Frage: Die Niederländer haben gestern gegen das Assoziierungsabkommen mit der Ukraine gestimmt. Was bedeutet diese Entscheidung? Muss dieses Abkommen damit neu ausgehandelt werden? Drohen damit auch ein Rückschritt und eine neue Belastung für den schwierigen Reformprozess in der Ukraine? Wie bewerten Sie das auch im Hinblick auf die Diskussion innerhalb der EU? Das ist ja wieder ein ziemlich großer Misstrauensausdruck gegenüber Europa.

P Hollande: Es war ein Referendum, ein konsultatives Referendum, das für die niederländische Regierung Konsequenzen hat. Ich weiß, dass Mark Rutte sich in einigen Stunden oder Tagen äußern wird, um die Antwort seines Landes zu geben. Aber was Europa angeht, so wird Europa das umsetzen, was vom Assoziierungsabkommen umsetzbar ist. Frankreich und Deutschland ‑ Angela hat noch einmal daran erinnert, dass wir im Normandieformat unsere Verantwortung tragen ‑, wir werden weiter dafür sorgen, dass die Ukraine unterstützt wird. Wir werden das Assoziierungsabkommen in unseren beiden Ländern umsetzen.

BK’in Merkel: Ich habe gestern mit dem niederländischen Ministerpräsidenten gesprochen. Die Niederlande werden eine Antwort finden. Auf diese sollten wir warten. Sie werden sie gemeinsam mit den europäischen Institutionen ausarbeiten. Ansonsten haben wir natürlich jedes Interesse daran, dass der Weg der Ukraine in Richtung EU und vor allen Dingen auch in Richtung bestimmter Standards, die man in dem Assoziierungsabkommen verabredet, ein kontinuierlicher Weg ist.

Ich denke, wie wir schon andere schwierige Themen bewältigt haben, wird auch hier eine Bewältigung möglich sein. Das überlassen wir aber den Niederlanden und den europäischen Institutionen.

Frage: Frau Bundeskanzlerin, Herr Präsident! Ein deutsch-französischer Ministerrat ist auch eine Art und Weise, die Arten der Regierungsführung zu vergleichen. Sie stehen einer Koalitionsregierung vor, also aus Linken und Rechten. Herr Präsident, Sie haben eine linke Regierung.
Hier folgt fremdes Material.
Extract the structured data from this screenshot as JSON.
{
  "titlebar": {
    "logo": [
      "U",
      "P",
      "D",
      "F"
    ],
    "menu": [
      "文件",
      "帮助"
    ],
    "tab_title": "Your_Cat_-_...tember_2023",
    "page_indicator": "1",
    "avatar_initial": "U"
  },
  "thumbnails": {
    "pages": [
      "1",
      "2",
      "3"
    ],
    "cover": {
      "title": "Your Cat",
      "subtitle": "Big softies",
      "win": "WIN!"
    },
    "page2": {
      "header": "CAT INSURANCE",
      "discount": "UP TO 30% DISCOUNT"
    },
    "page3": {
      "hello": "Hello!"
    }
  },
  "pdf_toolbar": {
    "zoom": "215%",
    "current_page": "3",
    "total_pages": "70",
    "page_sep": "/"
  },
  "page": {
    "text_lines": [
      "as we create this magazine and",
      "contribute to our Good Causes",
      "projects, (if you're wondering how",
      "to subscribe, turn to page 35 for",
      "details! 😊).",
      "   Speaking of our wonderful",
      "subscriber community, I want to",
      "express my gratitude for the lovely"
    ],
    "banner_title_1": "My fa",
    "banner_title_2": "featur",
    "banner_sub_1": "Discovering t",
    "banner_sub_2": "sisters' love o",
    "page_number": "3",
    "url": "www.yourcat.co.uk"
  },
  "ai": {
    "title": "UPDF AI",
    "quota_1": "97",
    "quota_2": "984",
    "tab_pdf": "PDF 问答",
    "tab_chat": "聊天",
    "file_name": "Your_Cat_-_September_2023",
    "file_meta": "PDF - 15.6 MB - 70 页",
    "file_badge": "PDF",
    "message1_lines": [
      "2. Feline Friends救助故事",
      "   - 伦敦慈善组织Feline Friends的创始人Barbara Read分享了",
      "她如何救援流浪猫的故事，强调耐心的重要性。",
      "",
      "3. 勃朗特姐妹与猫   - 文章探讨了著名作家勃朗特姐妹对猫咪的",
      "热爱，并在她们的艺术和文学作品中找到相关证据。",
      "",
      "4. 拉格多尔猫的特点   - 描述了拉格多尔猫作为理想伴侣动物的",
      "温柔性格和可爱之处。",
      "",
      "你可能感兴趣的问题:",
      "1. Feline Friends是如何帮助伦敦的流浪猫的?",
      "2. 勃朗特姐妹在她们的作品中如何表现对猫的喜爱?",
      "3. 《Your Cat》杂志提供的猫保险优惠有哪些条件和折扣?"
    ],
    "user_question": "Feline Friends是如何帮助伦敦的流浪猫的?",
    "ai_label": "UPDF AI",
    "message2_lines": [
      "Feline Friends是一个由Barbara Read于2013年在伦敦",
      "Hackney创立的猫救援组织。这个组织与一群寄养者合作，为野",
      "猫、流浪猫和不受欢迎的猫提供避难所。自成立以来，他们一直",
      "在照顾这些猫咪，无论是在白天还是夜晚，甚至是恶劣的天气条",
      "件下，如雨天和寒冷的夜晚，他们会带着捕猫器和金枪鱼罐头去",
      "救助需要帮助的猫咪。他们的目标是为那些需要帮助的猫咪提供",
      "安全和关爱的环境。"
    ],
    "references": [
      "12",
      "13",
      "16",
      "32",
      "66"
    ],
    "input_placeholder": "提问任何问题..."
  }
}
Ihr Wirtschaftsminister hat gestern eine Bewegung gegründet, die beansprucht, weder links noch rechts zu sein. Ist das vielleicht der Beginn einer politischen Neuordnung, die Sie sich wünschen, Herr Präsident?

P Hollande: Ich sage noch einmal, dass wir in Frankreich keine Koalitionsregierung haben, falls Sie noch nicht darüber informiert sein sollten. Ein Minister will mit den Bürgern einen Dialog führen. Das ist Politik, und auch dafür zu sorgen, dass die Überzeugungen gemeinsam geteilt werden können. Mehr möchte ich dazu nicht sagen.